Consider the Baker-Campbell-Hausdorff formula (Wikipedia page):

$$Z(X,Y) := X + Y + \frac{1}{2}[X,Y] + \frac{1}{12}[X,[X,Y]] - \frac{1}{12}[Y,[X,Y]] + \dots$$

Many sources, including the Wikipedia page, have an explicit expression for the terms, so the question I'm asking should be answerable just from that expression.

For a prime *p* and a natural number *n*, denote by $f(p,n)$ the largest *k* such that, if we truncate the formula to terms that involve products of length at most $n$, then one or more of the denominators is divisible by $p^k$. Note that this truncation is valid when we are working in a situation of nilpotency class $n$.

It's pretty easy to see that $f(p,n) = 0$ for $n < p$, and is nonzero for $n \ge p$.

My question: Is there a direct explicit expression for $f(p,n)$ (or a sandwiching of it between two fairly close expressions)?
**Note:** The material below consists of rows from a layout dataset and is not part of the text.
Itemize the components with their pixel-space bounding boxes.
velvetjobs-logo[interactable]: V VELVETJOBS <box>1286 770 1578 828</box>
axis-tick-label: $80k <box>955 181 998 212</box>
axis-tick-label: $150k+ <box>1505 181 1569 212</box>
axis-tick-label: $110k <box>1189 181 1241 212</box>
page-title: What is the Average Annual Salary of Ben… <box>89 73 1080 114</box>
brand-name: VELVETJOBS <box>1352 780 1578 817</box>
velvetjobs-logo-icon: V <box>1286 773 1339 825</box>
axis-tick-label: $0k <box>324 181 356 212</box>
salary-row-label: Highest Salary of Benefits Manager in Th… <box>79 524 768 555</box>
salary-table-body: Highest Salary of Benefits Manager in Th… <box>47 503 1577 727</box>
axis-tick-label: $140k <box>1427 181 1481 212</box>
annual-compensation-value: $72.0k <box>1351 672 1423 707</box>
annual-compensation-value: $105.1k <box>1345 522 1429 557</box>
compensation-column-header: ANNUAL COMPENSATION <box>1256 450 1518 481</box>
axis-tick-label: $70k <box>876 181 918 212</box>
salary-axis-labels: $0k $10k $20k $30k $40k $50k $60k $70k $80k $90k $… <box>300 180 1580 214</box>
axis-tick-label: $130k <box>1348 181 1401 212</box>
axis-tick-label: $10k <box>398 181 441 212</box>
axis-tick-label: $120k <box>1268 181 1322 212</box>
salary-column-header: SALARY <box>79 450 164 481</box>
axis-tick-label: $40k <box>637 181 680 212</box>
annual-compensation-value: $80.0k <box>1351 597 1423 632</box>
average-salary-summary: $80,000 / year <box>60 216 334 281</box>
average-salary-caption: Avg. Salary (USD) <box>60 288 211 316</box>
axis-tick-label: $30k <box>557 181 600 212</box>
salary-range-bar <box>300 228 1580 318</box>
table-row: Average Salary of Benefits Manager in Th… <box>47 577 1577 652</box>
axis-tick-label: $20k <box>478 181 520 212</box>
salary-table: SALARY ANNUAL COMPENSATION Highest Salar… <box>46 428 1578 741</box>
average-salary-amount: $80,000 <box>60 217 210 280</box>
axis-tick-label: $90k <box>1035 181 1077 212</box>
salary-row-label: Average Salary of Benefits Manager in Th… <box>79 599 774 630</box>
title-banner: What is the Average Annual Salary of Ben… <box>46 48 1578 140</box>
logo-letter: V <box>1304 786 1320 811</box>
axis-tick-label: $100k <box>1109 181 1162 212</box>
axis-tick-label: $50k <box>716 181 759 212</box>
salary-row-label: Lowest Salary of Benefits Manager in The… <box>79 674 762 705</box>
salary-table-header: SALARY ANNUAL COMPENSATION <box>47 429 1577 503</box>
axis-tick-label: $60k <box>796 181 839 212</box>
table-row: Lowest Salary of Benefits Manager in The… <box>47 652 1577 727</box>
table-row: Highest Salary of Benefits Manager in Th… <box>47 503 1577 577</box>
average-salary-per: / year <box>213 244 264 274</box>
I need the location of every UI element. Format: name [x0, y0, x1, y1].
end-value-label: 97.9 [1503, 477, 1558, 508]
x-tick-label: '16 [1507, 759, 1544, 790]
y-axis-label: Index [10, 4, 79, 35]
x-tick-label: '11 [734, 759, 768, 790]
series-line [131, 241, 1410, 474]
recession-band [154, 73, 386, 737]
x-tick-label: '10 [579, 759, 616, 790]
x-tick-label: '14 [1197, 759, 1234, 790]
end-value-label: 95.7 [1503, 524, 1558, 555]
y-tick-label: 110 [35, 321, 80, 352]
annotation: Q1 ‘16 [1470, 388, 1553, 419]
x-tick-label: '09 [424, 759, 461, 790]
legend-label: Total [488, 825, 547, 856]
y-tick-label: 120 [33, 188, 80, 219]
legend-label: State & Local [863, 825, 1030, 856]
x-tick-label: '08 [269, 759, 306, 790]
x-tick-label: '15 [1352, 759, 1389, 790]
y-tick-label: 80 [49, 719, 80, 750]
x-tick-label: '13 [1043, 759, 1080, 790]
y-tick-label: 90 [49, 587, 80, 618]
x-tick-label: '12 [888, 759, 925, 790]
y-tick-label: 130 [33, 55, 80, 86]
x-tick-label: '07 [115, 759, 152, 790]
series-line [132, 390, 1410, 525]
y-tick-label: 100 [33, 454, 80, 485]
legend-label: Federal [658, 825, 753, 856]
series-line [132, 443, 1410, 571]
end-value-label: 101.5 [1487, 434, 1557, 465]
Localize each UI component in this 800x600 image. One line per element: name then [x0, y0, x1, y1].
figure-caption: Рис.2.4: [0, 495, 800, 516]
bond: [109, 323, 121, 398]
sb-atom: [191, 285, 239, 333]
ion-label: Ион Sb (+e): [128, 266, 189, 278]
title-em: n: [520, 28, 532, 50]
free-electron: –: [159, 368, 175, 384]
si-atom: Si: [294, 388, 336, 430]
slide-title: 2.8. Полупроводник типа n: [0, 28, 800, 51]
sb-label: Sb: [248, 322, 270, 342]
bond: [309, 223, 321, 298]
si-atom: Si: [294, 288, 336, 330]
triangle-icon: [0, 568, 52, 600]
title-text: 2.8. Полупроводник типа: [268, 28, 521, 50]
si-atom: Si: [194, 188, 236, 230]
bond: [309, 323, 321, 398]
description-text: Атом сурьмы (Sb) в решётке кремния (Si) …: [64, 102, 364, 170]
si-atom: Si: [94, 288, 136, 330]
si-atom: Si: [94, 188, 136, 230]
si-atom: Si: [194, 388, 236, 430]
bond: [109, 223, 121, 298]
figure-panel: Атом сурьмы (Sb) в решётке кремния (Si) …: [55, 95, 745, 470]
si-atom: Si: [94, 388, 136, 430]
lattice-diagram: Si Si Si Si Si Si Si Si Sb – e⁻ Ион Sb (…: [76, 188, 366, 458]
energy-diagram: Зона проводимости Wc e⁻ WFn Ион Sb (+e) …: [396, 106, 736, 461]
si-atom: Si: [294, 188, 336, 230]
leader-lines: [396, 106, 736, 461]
For instance, inspection of the first few terms suggests that $f(2,n) = n - 1$, but I'm not sure how to derive this from the general expression.

Analogue: In the power series for the exponential $e^x$, the analogue to $f(p,n)$ is the sum $[n/p] + [n/p^2] + [n/p^3] + \dots$ where $[]$ denotes the greatest integer function.

UPDATE: Chapter 3 of the Springer Lecture Notes by Klass, Leedham-Green, and Plaskett (access online if you have an a university subscription) contains some estimates. However: (i) I'm not sure all the numerical calculations there are correct, since they don't agree with others I have seen, (ii) the authors aren't concerned about the precise growth of $f(p,n)$ -- they only care that it grows slowly enough that the series converges under certain conditions.